Jakarta-Peneliti dan pengamat politik asal Indonesia yang kini bermukim di Amerika Serikat, Made Tony Supriatma mengemukakan informasi yang menarik tentang situasi pasca Pemilu Prwsiden (Pilpres) 2014 di Indonesia.
Salah satunya adalah adanya seoran tokoh asing yang tertarik kepada Prabowo Subianto dan mengusulkan agar Prabowo dijadikan ketua Komisi Pemberantasan Korupsi (KPK). "Kalau Saudara aktif mengikuti apa yang ditulis oleh orang luar tentang Indonesia, Saudara pasti pernah kenal dengan nama Stanley Weiss. Dia berkebangsaan Amerika Serikat dan adalah eksekutif sebuah perusahaan tambang," kata pengamat politik militer ini tentang Stanley Weiss yang kemudian diunggah dalam akun facebooknya.
Selain menjadi seorang eksekutif di perusahaan tambang, Wiess, menurut Made juga pendiri Business Executives for National Security. Ini adalah kumpulan eksekutif perusahan tambang, industri kimia, dan perminyakan yang menaruh perhatian pada keamanan nasional (Amerika, tentu saja!).
Weiss, sambung Made, sering ke Indonesia.
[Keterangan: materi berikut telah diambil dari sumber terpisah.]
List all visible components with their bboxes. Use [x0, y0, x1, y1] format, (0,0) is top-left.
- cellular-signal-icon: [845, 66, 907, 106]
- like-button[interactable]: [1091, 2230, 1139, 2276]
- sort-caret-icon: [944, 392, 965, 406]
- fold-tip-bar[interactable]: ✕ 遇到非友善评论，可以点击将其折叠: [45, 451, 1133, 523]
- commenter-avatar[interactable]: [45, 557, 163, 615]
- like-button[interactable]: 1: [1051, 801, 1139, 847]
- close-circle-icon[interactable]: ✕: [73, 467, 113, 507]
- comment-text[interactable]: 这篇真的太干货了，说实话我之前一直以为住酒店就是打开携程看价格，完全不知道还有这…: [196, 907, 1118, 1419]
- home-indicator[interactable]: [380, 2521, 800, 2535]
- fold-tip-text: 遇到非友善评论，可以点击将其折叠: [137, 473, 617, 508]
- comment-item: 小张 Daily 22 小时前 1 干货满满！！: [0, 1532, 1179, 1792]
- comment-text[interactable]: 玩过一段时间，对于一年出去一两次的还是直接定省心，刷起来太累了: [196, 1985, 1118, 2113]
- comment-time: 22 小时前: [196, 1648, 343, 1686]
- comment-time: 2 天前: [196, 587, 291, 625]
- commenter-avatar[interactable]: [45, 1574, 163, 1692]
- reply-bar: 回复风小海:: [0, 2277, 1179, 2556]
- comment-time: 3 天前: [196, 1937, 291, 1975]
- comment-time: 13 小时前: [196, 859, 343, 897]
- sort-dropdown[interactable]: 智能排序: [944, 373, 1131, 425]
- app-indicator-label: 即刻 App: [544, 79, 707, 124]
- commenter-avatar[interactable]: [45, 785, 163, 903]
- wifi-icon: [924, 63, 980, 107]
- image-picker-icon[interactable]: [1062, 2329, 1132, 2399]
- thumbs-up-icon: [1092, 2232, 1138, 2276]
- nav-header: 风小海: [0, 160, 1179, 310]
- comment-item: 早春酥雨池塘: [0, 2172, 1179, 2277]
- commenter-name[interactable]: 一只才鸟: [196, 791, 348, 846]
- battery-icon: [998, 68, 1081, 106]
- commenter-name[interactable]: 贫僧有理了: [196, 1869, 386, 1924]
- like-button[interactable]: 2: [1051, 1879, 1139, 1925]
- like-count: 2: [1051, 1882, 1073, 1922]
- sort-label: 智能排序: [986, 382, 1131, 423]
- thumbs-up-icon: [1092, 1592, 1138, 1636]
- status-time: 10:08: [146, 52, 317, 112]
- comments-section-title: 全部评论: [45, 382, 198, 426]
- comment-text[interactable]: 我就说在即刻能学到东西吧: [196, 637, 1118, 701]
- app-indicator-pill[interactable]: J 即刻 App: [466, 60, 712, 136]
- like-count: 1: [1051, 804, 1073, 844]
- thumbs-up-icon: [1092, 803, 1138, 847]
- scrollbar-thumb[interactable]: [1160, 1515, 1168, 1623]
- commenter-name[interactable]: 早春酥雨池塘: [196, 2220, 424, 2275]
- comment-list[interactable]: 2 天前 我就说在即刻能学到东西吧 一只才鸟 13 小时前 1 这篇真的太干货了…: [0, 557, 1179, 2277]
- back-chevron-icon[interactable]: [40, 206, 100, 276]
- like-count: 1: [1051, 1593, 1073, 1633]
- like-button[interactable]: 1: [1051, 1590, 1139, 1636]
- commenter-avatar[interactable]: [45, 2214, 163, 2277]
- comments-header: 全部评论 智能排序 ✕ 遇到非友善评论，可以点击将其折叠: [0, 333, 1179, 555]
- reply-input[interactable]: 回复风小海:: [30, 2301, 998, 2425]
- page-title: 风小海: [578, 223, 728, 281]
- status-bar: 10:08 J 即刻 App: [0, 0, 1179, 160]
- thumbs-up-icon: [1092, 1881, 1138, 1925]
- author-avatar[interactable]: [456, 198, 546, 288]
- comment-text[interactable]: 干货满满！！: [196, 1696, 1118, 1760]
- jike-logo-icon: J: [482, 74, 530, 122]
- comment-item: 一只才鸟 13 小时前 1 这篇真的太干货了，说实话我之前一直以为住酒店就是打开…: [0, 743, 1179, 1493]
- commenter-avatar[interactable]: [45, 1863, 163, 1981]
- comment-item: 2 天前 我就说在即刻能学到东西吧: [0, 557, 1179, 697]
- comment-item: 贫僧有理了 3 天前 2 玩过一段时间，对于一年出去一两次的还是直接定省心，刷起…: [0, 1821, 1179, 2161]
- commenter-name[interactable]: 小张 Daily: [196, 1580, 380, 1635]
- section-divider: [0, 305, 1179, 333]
Sekalipun dia adalah CEO sebuah perusahan dan pemimpin sebuah think-tank di Washington DC, dia menghabiskan banyak waktu di luar negeri. Stanley Weiss juga aktif menulis. Buah penanya tersebar mulai dari koran seperti Washington Post dan New York Times dan akhir-akhir ini kerap muncul di media online The Huffington Post.
"Tidak diragukan. Weiss lebih suka Indonesia dipimpin oleh Prabowo. Ini tampak dari tulisan-tulisannya dalam beberapa tahun terakhir ini. Dia pernah menulis tentang Walikota Surabaya, Risma yang menurutnya cocok menjadi wakil presidennya Prabowo," kata alumnus Univeraitas Gajah Mada Yogakarta dan Univeristas Cornell New York ini.
Dia, sambung Made, juga menulis bahwa Prabowo bisa menjadi Lee Kuan Yew-nya Indonesia. Dia menaruh harapan tinggi terhadap kepemimpinan Prabowo atas Indonesia, yang dianggapnya akan membersihkan Indonesia dari korupsi.
"Selebihnya, argumennya hampir sama dengan pendukung Prabowo yang lain. Hanya saja argumen itu disampaikan dengan bahasa yang lebih canggih, khas bahasa think-tank, yang penuh dengan policy prescriptions (resep-resep kebijakan-red)," tambahnya.
Namun Made juga memberikan keterangan bahwa Weiss juga seorang "pemain" di Washington yang tidak perlu diragukan. Dia, memiliki jaringan para pelobi di ibukota AS itu. "Singkatnya, dia memiliki pengaruh di kota yang penuh intrik politik ini," tulisnya.
Di Indonesia Weiss juga mengenal adik Prabowo, Hashim Djojohadikusumo dengan baik. Mereka berdua berbisnis dalam usaha pertambangan dan energi. "Saya tidak tahu apakah Tuan Weiss punya kaitan dengan usaha lobbying yang dilakukan Hashim pada tahun 2013. Seperti diketahui, Hashim mengeluarkan 660 ribu dolar untuk menyewa lobbyist guna mengamankan kepentingannya di Washington," lanjut Made seraya menyebutkan "Membeli Pengaruh di Washington" yang dimuat di IndoProgress Online sebagai rujukan.
Namun menurut Made ada yang menarik dari dua tulisan terakhir Weiss di Huffington Post. Tulisan Weiss itu memberikan saran kepada Jokowi seraya menarik perbandingan dengan Presiden Obama. Weiss memberikan enam poin khas orang think-tank yang harus dikerjakan.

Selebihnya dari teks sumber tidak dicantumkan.